The scientists managed to connect living human nerve cells, or neurons, and supporting brain cells with the brain tissue of rats to form hybridized working circuits, Stanford Medicine explained. Their research comes to show a new method for performing experiments that would otherwise be invasive or even impossible.
"We can now study healthy brain development as well as brain disorders understood to take root in development in unprecedented detail, without needing to excise tissue from a human brain," said Pasca, the Bonnie Uytengsu and Family Director of Stanford Brain Organogenesis, quoted by Med.stanford.edu. "We can also use this new platform to test new drugs and gene therapies for neuropsychiatric disorders."
The groundbreaking research is described in a study recently published in Nature and is an advanced stage of a method first reported in 2015. In that study, human skin cells were first transformed into stem cells and then, "under carefully guided conditions in laboratory dishes, these cells differentiated into several brain-cell types and multiplied to form organoids resembling the cerebral cortex - the human brain's outermost layer as well as its most recently evolved part."
The team now transferred organoids into the brains of young rats, placing them in the exact location in the brain to monitor their development more efficiently. And according to Stanford Medicine, cells from the rats soon migrated into the human tissue, and the implanted human organoids survived, thrived and grew. They also exhibited much more sophisticated branching patterns.
"To gauge the transplanted organoids' capacity to flag molecular underpinnings of human neuropsychiatric disorders, Pasca and his colleagues turned to Timothy syndrome, a rare genetic condition strongly associated with autism and epilepsy. The scientists transplanted an organoid generated from a Timothy syndrome patient's skin cells into one side of the rat's brain. Into the corresponding spot on the other side, they transplanted an organoid generated from a healthy individual, who served as a control," Med.stanford.edu explained.
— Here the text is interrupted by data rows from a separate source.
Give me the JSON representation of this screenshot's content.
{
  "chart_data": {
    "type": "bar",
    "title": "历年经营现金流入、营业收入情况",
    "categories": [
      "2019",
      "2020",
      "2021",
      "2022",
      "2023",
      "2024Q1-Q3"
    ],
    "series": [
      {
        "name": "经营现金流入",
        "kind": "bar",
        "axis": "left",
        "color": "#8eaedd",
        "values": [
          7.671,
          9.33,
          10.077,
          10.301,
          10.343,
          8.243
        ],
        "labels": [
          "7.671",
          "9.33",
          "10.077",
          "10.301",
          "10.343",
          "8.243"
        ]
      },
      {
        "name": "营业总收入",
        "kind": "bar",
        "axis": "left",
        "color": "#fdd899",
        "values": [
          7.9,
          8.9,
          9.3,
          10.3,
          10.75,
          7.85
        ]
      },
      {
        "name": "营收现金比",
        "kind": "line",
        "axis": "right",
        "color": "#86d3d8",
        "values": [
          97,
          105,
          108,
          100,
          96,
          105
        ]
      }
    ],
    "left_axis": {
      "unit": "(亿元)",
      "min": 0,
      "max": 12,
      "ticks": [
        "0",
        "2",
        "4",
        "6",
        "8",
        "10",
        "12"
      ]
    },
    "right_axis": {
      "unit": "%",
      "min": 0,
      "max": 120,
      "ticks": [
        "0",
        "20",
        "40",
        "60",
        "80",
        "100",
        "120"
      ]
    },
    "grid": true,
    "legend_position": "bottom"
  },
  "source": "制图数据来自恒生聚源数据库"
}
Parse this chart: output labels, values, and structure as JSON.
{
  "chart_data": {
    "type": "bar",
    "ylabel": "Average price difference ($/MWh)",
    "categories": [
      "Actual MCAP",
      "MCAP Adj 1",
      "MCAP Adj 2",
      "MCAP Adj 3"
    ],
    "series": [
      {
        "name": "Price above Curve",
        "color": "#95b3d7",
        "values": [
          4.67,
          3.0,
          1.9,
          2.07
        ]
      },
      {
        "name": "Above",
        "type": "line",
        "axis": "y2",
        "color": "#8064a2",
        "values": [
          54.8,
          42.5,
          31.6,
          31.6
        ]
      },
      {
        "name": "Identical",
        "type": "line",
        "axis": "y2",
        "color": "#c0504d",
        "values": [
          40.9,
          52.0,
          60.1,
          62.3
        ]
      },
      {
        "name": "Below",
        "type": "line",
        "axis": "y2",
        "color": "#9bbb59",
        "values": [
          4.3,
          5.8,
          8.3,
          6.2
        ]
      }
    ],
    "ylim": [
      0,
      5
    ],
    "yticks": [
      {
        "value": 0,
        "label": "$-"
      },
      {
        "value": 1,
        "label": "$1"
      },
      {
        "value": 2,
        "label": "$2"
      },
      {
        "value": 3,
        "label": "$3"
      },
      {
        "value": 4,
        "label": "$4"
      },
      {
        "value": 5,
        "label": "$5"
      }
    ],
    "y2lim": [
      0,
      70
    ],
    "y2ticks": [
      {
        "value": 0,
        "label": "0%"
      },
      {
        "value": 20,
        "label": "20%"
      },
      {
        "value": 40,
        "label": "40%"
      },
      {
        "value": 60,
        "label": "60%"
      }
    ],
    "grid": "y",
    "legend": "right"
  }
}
"Five to six months later, the researchers observed marked differences between the two sides' electrical activity. The Timothy syndrome neurons were also much smaller and were deficient in sprouting branching, brush-like extensions called dendrites, which act as antennae for input from nearby neurons."
Moreover, scientists have also shown that human neurons could be activated by input from rats' senses. "When they perturbed the now-adult rats' whiskers with puffs of air, the human neurons in the rats' brains became electrically active, responding in synchrony to individual air puffs," reads the same source.
Post-transplantation tests reportedly showed that the rats were no more fearful than control rats, retained similar memory capabilities and did not experience seizures.
"This is the most advanced human brain circuitry ever built from human skin cells, and a demonstration that implanted human neurons can influence an animal's behavior," Pasca said. "Our platform provides, for the first time, behavioral readouts for human cells and could, we hope, accelerate our understanding of complex psychiatric conditions."